Though Patrizia maintained throughout the trial that Pina set her up, her story changed after she was released. In 2016, The Guardian reported that when asked by a reality TV crew why she hired a hitman instead of shooting Maurizio herself, she replied, “My eyesight is not so good. I didn’t want to miss.” She echoed these sentiments in the Discovery+ documentary Lady Gucci: The story of Patrizia Reggiani, which was released last March. In a sit-down interview, Patrizia said, “My thought was I was protecting my daughters,” adding, “I went around asking the butcher and so on, ‘Is anyone here brave enough to kill my husband?’” She went on to reiterate that she “can’t aim straight,” so she “had to find the right people who would do it for me.”

Pina still talks about Maurizio’s murder.

It’s unclear what Pina has been up to since her release, but she definitely doesn’t shy away from talking about the incident.
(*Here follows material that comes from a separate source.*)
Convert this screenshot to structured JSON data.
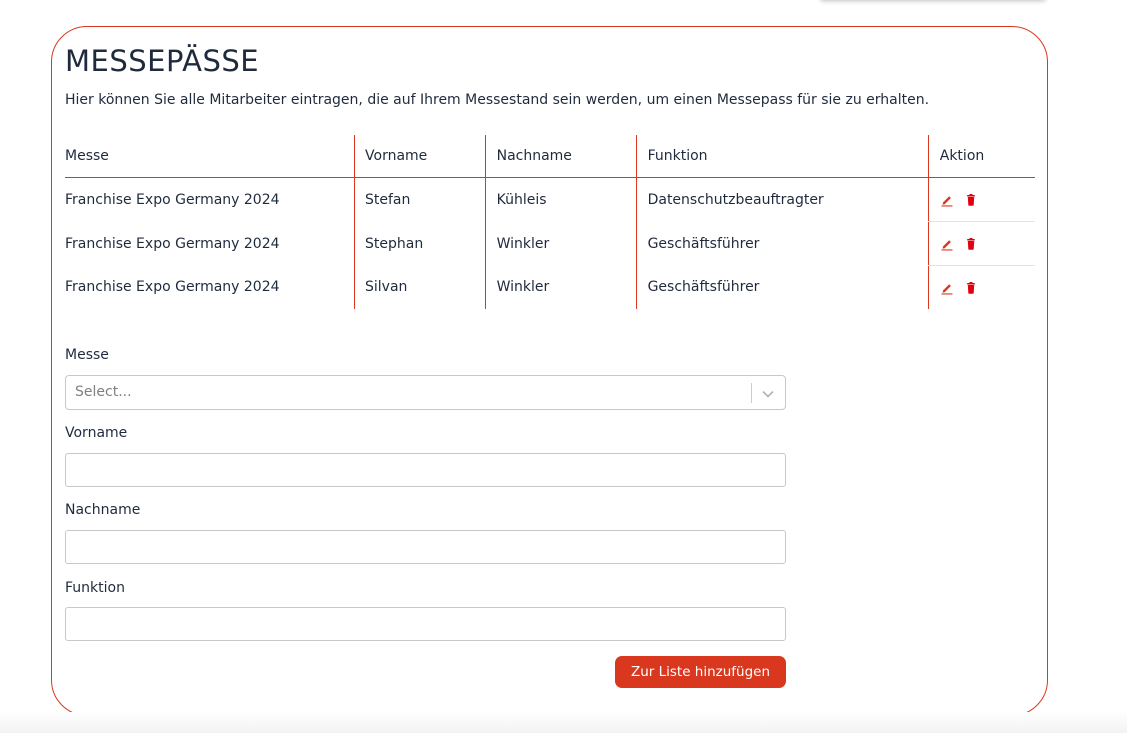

Like Patrizia, she also participated in the Lady Gucci doc, and didn’t mince words — she fully blamed Patrizia’s hurt ego for their whole ordeal. Patrizia was “humiliated” because Maurizio “found another woman,” Pina said, adding, “Something snapped in her. Maybe it was a blow to her narcissism.” She later said, “She’d asked all of Milan to find a murderer. Nobody took her seriously. I was the only fool.”